Sans trouble mental (n = 73)
Des meurtriers malades mentaux graves et ceux indemnes de troubles psychiatriques
Du point de vue de la méthode, les principales limites
de cette étude sont l’utilisation rétrospective de données d’expertises, le travail sur dossier (nous n’avons pas
rencontré les individus), les biais de sélection (point de
vue d’un seul expert), la non-standardisation des entretiens, le biais d’une reconstruction possible des événements
par le patient, l’hétérogénéité du groupe des meurtriers
(assassinat, homicide volontaire, parricide, infanticide) et
l’instabilité temporelle des cadres nosographiques sur la
période de l’étude de 30 ans. Nous n’avons pas, non
plus, effectué d’appariement par âge et par sexe dans la
comparaison entre les deux groupes. Enfin, pour déterminer
les caractéristiques sociodémographiques, cliniques et criminologiques propres aux malades mentaux meurtriers, un
groupe témoin de malades mentaux non meurtriers aurait
été nécessaire. Des études ultérieures portant sur des séries
plus importantes, à la fois rétrospectives (interrogation
systématique des dossiers judiciaires et psychiatriques) et
prospectives (sanction pénale, orientation vers la prison ou
l’hôpital, récidive éventuelle à la sortie de l’institution),
seraient souhaitables sur la question de l’homicide du
malade mental en France. Nous pourrions nous inspirer des études scandinaves [8,10]. Elles répertorient et
recoupent ainsi les fichiers nationaux des données judiciaires et psychiatriques de tous les auteurs d’homicides.

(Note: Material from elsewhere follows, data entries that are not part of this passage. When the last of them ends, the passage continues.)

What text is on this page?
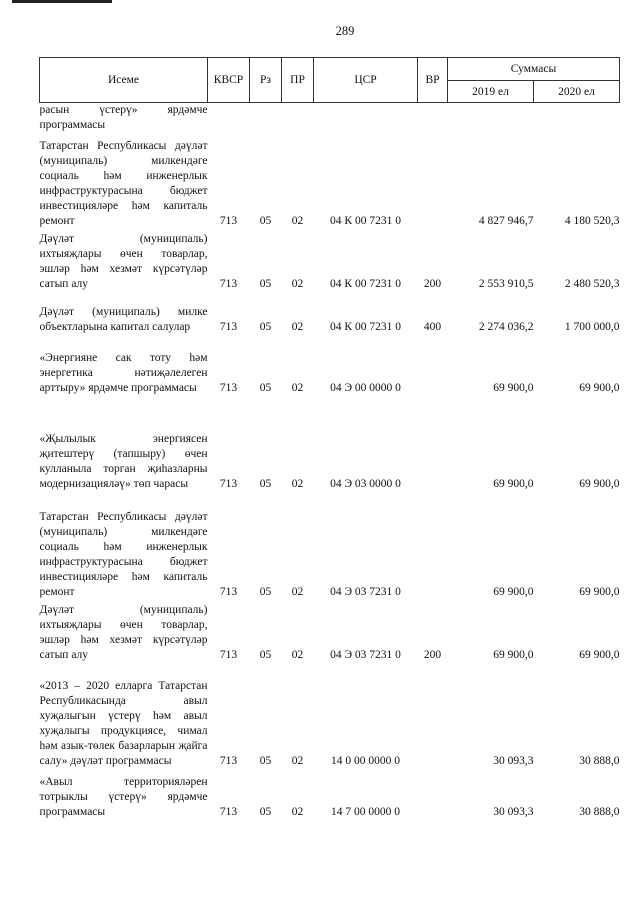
289
Исеме	КВСР	Рз	ПР	ЦСР	ВР	Суммасы	
						2019 ел	2020 ел
расын үстерү» ярдәмче программасы							
Татарстан Республикасы дәүләт (муниципаль) милкендәге социаль һәм инженерлык инфраструктурасына бюджет инвестицияләре һәм капиталь ремонт	713	05	02	04 К 00 7231 0		4 827 946,7	4 180 520,3
Дәүләт (муниципаль) ихтыяҗлары өчен товарлар, эшләр һәм хезмәт күрсәтүләр сатып алу	713	05	02	04 К 00 7231 0	200	2 553 910,5	2 480 520,3
Дәүләт (муниципаль) милке объектларына капитал салулар	713	05	02	04 К 00 7231 0	400	2 274 036,2	1 700 000,0
«Энергияне сак тоту һәм энергетика нәтиҗәлелеген арттыру» ярдәмче программасы	713	05	02	04 Э 00 0000 0		69 900,0	69 900,0
«Җылылык энергиясен җитештерү (тапшыру) өчен кулланыла торган җиһазларны модернизацияләү» төп чарасы	713	05	02	04 Э 03 0000 0		69 900,0	69 900,0
Татарстан Республикасы дәүләт (муниципаль) милкендәге социаль һәм инженерлык инфраструктурасына бюджет инвестицияләре һәм капиталь ремонт	713	05	02	04 Э 03 7231 0		69 900,0	69 900,0
Дәүләт (муниципаль) ихтыяҗлары өчен товарлар, эшләр һәм хезмәт күрсәтүләр сатып алу	713	05	02	04 Э 03 7231 0	200	69 900,0	69 900,0
«2013 – 2020 елларга Татарстан Республикасында авыл хуҗалыгын үстерү һәм авыл хуҗалыгы продукциясе, чимал һәм азык-төлек базарларын җайга салу» дәүләт программасы	713	05	02	14 0 00 0000 0		30 093,3	30 888,0
«Авыл территорияләрен тотрыклы үстерү» ярдәмче программасы	713	05	02	14 7 00 0000 0		30 093,3	30 888,0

L’évaluation psychiatrique, systématique pour tous les
auteurs d’homicides, comprend au minimum une expertise psychiatrique « standard » dans un délai moyen de cinq
mois ; plus des deux tiers des meurtriers bénéficient d’une
évaluation psychiatrique plus complète (entretien standardisé DSM-IV, tests psychologiques [WAIS, Rorschach, MNPI],
tests sanguins, EEG, scanner cérébral) pendant quatre à huit
semaines dans un hôpital psychiatrique. Une des autres particularités des études scandinaves est un taux d’élucidation
des crimes de l’ordre de 95 %, ce qui confère une idée assez
précise du phénomène homicidaire dans ces pays.
Conclusion
À l’exception de certaines variables, les meurtriers présentant une maladie mentale grave ont les mêmes
caractéristiques sociodémographiques que tout meurtrier :
homme jeune, isolé, aux antécédents judiciaires, et
consommant des toxiques. Ils sont en revanche plus âgés
au moment des faits, ont davantage d’antécédents psychiatriques personnels et de comorbidités psychiatriques que
les sujets sans pathologie avérée. Ils s’en distinguent aussi
par une clinique propre au processus psychopathologique qui
infiltre leur passage à l’acte criminel. Ils tuent rarement une
victime inconnue. L’irresponsabilité pénale est la règle pour
les meurtriers souffrant d’un trouble mental grave. En tant
que clinicien, il faut focaliser notre attention sur le processus morbide et la psychopathologie propre à chaque entité
clinique, et cela dans une perspective de prévention.